Definition of variables, estimators, and analyses
The available data were analyzed in a patient-related (patient characteristics) and in a case-related (diagnostic features) approach. Each hospital stay was analyzed from the time of admission to the time of discharge. Patients‘ hospital cases were analyzed separately in order to evaluate primary and secondary diagnoses as well as procedures associated with AKI episodes. Estimates for the crude 3-year incidence of AKI in the study population were made using the creatinine values determined for actual AKI episodes. The coding level of AKI was determined in relation to the estimated true incidence of AKI in the defined study population from the number of AKI cases documented in routine hospital data. The number of fatalities was determined from routine data at the Charité University Hospital; fatalities following discharge were not recorded. Hospital mortality for the study population was estimated on the basis of these data.
Statistical analysis
All analyses were performed using SPSS version 23 statistical software (SPSS Inc., IBM, Armonk, USA). Depending on the scale of measurement of the characteristic, mean values and standard deviations or absolute and relative frequencies were calculated. As an indication of the precision of the estimators, 95% confidence intervals (95% CI) were calculated for all mean values and proportions shown. Due to the extremely large sample size and the explorative nature of the study, significance tests were not performed for the group comparisons, with the exception of the log-rank test.
Time-to-event data starting from the first hospital stay were shown using Kaplan-Meier plots and group differences were performed using the log-rank test.
Univariate and multivariate Cox regression analyses were carried out to investigate the association between acute kidney injury as well as other predictors and patient death.
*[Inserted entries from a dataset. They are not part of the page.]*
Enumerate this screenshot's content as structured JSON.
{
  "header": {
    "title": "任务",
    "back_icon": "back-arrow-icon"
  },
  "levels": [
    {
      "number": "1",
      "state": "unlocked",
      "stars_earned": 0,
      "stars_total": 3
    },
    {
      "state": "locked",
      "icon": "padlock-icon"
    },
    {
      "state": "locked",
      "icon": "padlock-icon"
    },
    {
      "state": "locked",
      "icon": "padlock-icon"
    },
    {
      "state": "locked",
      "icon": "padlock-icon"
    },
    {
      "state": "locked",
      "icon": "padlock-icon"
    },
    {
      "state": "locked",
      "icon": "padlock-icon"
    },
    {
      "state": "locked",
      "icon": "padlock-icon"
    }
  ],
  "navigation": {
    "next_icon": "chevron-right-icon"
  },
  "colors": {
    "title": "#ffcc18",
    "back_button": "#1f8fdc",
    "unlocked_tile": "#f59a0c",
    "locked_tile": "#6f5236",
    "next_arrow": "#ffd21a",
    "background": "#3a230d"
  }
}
In order to investigate the associations between AKI status, covariates, and the study endpoint (patient death), the patient-related baseline characteristics, case-related analyses, and survival analyses are presented stratified for AKI status were shown and AKI status was included in the multivariate regression analysis. An additional multivariate adjustment was made for the variables age, sex, Charité site (campus 1–3), comorbidities, malignancy, sepsis, baseline eGFR, and mechanical ventilation in order to control for possible confounding.
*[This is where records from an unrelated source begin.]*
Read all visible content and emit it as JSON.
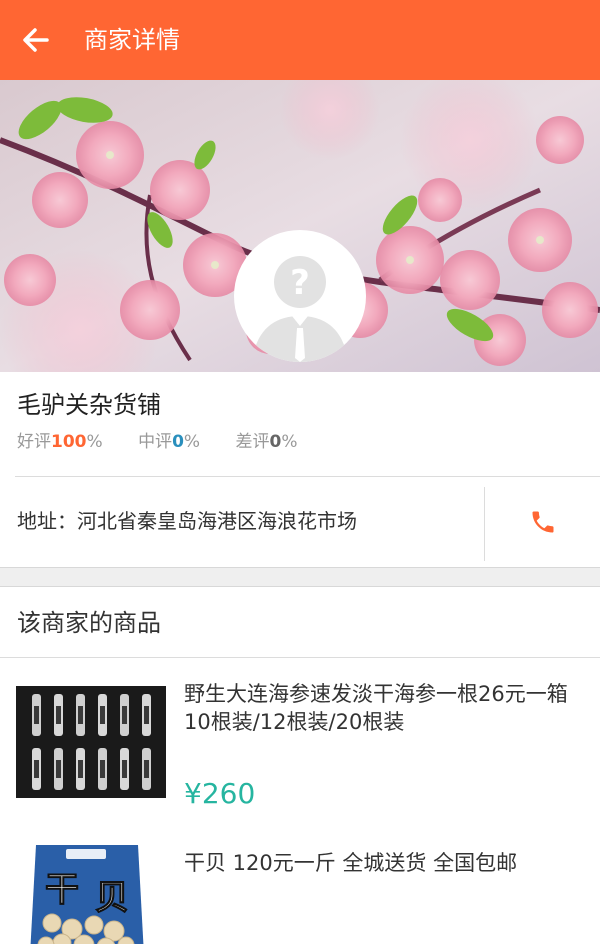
{
  "header": {
    "title": "商家详情",
    "background_color": "#ff6633",
    "back_icon": "arrow-left-icon"
  },
  "banner": {
    "background": "pink-cherry-blossom-photo",
    "avatar_icon": "placeholder-user-question-icon"
  },
  "shop": {
    "name": "毛驴关杂货铺",
    "ratings": [
      {
        "label": "好评",
        "value": "100",
        "unit": "%",
        "color": "#ff6633"
      },
      {
        "label": "中评",
        "value": "0",
        "unit": "%",
        "color": "#2a8fbd"
      },
      {
        "label": "差评",
        "value": "0",
        "unit": "%",
        "color": "#666666"
      }
    ],
    "address_label": "地址：",
    "address": "河北省秦皇岛海港区海浪花市场",
    "phone_icon": "phone-icon",
    "phone_color": "#ff6633"
  },
  "products_section": {
    "title": "该商家的商品",
    "items": [
      {
        "title": "野生大连海参速发淡干海参一根26元一箱10根装/12根装/20根装",
        "price": "¥260",
        "image": "sea-cucumber-box-photo"
      },
      {
        "title": "干贝 120元一斤 全城送货 全国包邮",
        "image": "dried-scallop-bag-photo"
      }
    ],
    "price_color": "#26b5a0"
  }
}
Due to the definition of an undiagnosed AKI episode, the inclusion criteria defined for this study included at least two creatinine measurements, meaning the completeness of the creatinine values was already provided by the inclusion criteria.
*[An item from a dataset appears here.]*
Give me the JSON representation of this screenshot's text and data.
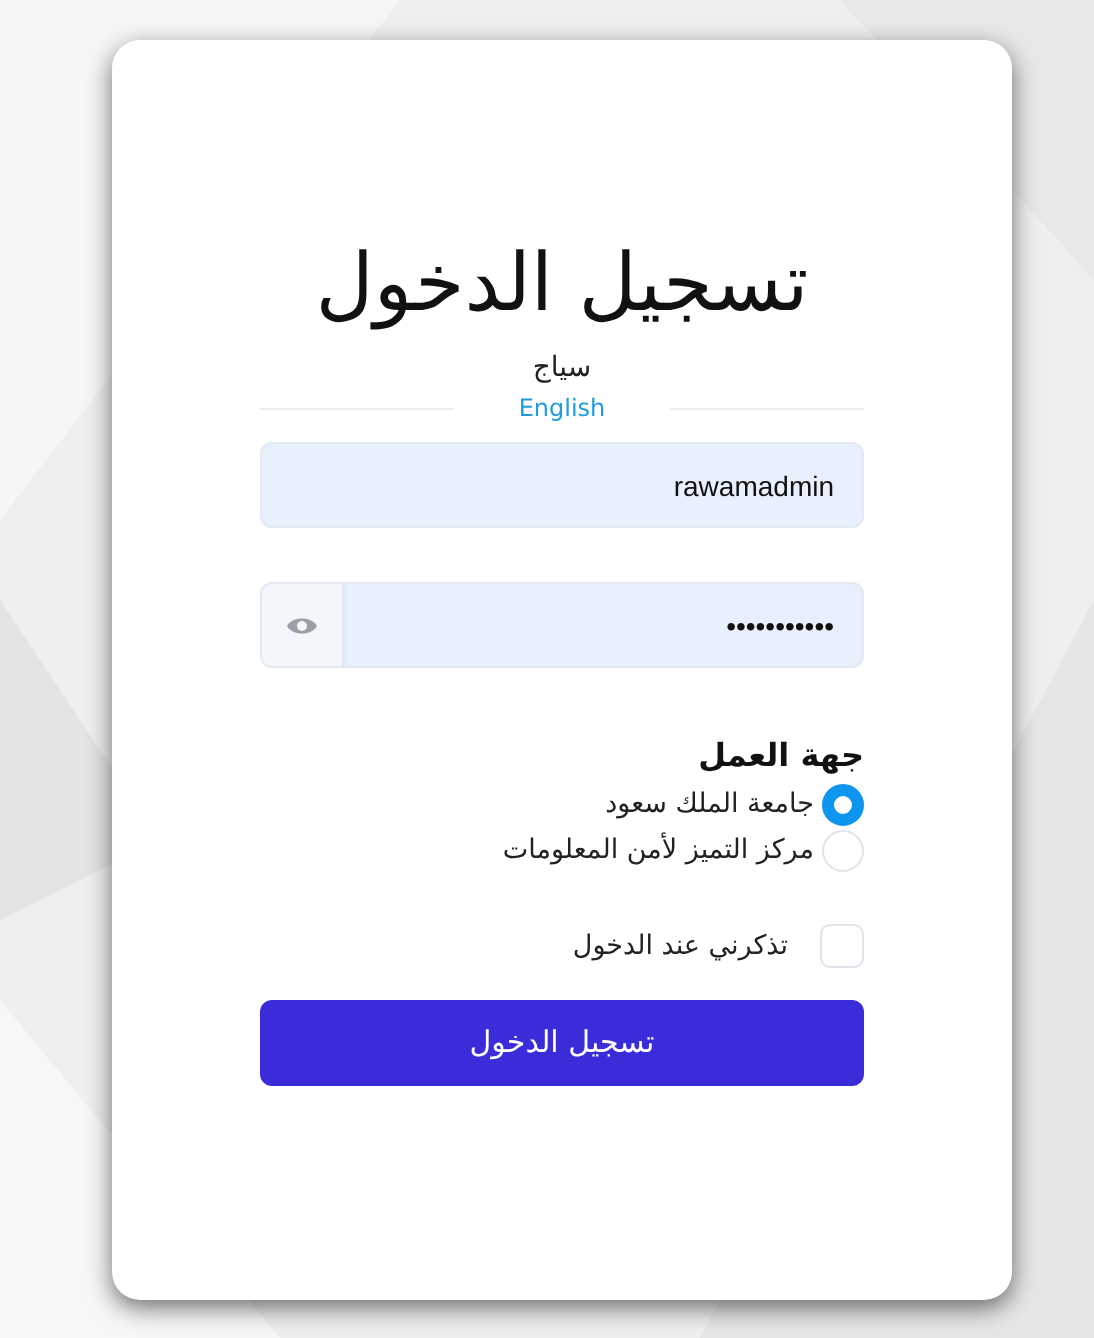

The data on administrative codes and demography also showed a very high degree of completeness. The chosen approach to evaluation essentially complied with a complete-case analysis. Due to the extremely high level of data completeness, a possible bias due to the effects of a missing-at-random situation can also be considered very low with regard to the risk estimators in the regression model; as such, we did not expect that an approach using multiple imputation would be able to significantly minimize any possible slight bias of the estimators. Missing values in the data on Charité location (campus) were coded in an extra category in order to include them in the univariate and multivariate regression analyses and to check whether there was “informative missingness.”